Glad to hear all went well. See, ur family are not as hopeless as you thought they were ???!?  Mm, well, I bet you were glad you were back after one day anyway!!  Get well soon.


----------



## Kammie (Apr 4, 2009)

How you feeling today Frags? Hope your doing well, haven't seen much of you sine the op.


----------



## Emmiiee (Jan 3, 2010)

i had double hernias done when I was about 6 or 7 and as far as I can remember they heeled quite quick, but then again they gave me too much anasetic, so I was sparko for ages aha x


----------



## srhdufe (Feb 11, 2009)

Get well soon hun x


----------



## Tink82 (Mar 22, 2009)

Ahh glad to hear your ok hun  x


----------



## emzybabe (Jun 30, 2009)

ouch! hope ur making a good recovery frags take it easy xxx


----------



## frags (Feb 5, 2009)

Hey all
Feeling ALOT better, went out for dinner today with my husband and kids and then we went for a walk around a country park. Was a really lovely day and im feeling great! My daughter did my hair and make up and i wore a lovely maxi dress so felt really pretty.

My daughter cleaned all the hutches out yesterday, my 2 girls have been such a help with my buns.


----------



## srhdufe (Feb 11, 2009)

Glad to hear your feeling better x

Bless your girls for helping. I bet they will be well spoilt when you are back on your feet


----------



## umber (Feb 15, 2009)

frags said:


> Hey all
> Feeling ALOT better, went out for dinner today with my husband and kids and then we went for a walk around a country park. Was a really lovely day and im feeling great!
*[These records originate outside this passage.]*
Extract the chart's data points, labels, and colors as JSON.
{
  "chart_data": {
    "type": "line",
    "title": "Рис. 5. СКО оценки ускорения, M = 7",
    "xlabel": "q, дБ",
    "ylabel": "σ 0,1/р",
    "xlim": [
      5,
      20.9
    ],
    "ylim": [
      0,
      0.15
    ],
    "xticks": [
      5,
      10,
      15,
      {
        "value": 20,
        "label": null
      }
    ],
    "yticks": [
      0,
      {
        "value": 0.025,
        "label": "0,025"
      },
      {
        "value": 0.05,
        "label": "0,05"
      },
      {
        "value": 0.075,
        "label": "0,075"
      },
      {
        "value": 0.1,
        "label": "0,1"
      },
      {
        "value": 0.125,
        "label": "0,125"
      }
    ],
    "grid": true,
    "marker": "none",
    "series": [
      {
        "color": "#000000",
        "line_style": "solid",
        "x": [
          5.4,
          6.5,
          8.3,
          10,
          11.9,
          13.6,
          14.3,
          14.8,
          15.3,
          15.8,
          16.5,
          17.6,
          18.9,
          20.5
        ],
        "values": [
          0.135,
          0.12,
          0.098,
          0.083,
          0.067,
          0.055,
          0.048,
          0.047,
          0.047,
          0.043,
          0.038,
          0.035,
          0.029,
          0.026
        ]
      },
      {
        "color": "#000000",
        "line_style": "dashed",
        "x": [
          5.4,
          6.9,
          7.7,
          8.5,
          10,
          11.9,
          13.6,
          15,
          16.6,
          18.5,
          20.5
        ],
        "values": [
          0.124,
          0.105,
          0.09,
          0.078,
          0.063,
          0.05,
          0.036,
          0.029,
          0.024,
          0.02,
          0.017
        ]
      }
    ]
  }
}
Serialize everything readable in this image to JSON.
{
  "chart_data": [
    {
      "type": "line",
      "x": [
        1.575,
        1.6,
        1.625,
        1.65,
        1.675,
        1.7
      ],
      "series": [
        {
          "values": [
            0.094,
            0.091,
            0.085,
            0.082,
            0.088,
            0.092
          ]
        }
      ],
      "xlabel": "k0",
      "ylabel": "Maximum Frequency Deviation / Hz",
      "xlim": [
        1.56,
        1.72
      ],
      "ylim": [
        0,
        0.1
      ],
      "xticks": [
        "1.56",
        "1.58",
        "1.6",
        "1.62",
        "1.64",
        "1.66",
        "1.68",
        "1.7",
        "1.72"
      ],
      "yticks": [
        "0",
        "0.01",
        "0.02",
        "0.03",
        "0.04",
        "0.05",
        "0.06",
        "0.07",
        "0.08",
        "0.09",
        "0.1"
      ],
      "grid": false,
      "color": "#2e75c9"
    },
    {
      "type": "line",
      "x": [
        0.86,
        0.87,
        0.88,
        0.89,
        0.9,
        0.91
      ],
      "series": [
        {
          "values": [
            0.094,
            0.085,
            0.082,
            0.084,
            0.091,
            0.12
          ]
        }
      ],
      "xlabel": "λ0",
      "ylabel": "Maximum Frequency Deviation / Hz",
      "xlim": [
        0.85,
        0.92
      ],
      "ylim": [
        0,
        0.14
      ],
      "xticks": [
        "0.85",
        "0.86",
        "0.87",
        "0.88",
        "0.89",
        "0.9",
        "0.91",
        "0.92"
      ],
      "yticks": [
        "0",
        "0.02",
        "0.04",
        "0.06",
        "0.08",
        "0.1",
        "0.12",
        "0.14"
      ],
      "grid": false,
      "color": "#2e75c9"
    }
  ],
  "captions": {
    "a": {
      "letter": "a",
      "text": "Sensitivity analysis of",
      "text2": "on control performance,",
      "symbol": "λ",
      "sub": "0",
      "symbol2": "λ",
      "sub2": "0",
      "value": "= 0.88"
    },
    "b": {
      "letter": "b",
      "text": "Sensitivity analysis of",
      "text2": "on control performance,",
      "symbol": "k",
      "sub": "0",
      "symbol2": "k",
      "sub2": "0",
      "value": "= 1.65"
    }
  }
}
My daughter did my hair and make up and i wore a lovely maxi dress so felt really pretty.
> 
> My daughter cleaned all the hutches out yesterday, my 2 girls have been such a help with my buns.


Glad to hear your feeling better sweety and how lovely of your kids to clean out the buns hope you continue to get better remember to rest up xxx


----------



## hazyreality (Jan 11, 2009)

Glad you are feeling much better Frags  Its good of the girls to be helping out with the buns  Takes the worry away for you and helps you relax more 

I know you are bored but keep resting! Enjoy the break 

*Heidi*


----------